Overall, I really enjoyed the course. The biggest thing that bugged me was the course’s platform because it was difficult to navigate between lessons and forums. The interface was very frustrating, especially when I couldn’t find out how to even get into the course until I spotted a slim right side bar where all the course’s links reside. A button to navigate to the next lesson would have been helpful. But design aside, the content is really sound and will give anyone from veterans to newbies a clear look at the current landscape of data journalism.

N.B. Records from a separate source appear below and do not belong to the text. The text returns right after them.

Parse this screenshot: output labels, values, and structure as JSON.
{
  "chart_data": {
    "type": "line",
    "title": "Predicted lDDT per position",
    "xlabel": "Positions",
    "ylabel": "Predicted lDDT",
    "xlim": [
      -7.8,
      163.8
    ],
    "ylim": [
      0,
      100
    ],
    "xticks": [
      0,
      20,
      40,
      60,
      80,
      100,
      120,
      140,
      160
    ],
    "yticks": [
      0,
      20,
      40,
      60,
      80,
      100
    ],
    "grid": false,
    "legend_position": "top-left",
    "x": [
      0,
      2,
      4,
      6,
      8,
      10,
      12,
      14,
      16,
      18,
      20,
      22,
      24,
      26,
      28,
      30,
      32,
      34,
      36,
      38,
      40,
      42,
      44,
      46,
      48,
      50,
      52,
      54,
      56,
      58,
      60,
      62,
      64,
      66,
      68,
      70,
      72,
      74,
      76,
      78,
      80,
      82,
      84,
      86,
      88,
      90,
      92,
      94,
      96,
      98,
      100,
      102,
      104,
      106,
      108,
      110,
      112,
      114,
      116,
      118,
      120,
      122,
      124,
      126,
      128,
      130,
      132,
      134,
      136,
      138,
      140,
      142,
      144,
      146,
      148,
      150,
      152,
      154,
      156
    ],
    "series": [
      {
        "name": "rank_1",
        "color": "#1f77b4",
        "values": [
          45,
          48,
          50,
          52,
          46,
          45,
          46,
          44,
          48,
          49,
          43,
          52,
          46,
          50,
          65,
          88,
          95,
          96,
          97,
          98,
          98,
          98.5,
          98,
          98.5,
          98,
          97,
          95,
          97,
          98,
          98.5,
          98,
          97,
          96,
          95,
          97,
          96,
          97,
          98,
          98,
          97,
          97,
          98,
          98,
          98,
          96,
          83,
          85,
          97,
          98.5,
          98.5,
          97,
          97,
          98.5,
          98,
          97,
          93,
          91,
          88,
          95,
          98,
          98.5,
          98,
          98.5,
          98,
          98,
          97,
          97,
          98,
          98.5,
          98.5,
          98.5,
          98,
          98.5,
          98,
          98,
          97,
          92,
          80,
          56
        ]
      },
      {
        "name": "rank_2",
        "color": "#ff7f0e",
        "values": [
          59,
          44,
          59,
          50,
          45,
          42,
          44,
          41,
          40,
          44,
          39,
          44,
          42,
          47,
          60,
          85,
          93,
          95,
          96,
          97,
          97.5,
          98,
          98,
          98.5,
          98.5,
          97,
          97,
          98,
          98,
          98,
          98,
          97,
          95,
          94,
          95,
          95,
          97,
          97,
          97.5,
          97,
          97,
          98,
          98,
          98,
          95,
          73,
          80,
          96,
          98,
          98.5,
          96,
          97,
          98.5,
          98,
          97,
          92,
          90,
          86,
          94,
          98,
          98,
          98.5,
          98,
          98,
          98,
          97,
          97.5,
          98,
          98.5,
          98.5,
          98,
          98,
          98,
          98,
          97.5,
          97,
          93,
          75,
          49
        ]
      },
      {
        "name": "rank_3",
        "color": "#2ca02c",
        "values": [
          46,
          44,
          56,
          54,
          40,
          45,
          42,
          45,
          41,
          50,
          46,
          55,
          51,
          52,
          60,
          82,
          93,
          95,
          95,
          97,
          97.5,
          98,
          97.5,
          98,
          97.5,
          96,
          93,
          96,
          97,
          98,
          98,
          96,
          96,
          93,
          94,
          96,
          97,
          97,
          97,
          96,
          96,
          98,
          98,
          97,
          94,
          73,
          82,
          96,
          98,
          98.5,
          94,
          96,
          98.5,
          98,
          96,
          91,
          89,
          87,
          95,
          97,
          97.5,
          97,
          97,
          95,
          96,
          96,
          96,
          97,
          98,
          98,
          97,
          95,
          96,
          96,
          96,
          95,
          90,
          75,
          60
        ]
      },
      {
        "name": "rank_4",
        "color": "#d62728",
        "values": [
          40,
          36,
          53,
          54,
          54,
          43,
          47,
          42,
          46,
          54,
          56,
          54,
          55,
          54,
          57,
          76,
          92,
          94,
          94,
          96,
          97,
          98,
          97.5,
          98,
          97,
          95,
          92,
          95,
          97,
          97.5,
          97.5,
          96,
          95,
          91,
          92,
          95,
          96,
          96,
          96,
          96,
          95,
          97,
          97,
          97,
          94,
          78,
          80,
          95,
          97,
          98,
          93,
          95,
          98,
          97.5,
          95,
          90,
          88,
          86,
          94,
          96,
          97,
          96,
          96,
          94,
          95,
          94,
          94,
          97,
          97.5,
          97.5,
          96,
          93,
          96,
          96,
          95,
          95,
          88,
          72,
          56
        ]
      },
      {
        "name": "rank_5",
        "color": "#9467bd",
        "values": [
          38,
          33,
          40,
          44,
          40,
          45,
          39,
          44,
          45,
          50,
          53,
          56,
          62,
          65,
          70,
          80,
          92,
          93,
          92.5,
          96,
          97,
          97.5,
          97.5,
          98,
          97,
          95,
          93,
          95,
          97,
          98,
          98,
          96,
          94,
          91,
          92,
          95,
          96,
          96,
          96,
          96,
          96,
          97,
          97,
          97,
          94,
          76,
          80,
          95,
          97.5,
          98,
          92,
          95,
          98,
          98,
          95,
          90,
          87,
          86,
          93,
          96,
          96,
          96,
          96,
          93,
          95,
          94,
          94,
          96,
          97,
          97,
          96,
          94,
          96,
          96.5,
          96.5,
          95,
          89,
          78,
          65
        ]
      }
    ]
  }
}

The reality is, we’ve got more data than we know what to do with. Journalists have long known that data represent an unmined field of rich stories. In the last decade, our computing power has exploded alongside Web technologies, empowering us to inform, delight and provoke news consumers in their Web browsers.
Big data looks like it’s going to get even bigger with new possibilities on mobile. It’s worth checking out this course to decide early on what opportunities you can create for yourself.
As journalists and citizens, “we have the responsibility to understand how our society is transforming in this digital age,” Weiss, lead instructor for the course and host of week one, told me in an email. “We should not treat data journalism as a special part of journalism but the future of journalism.”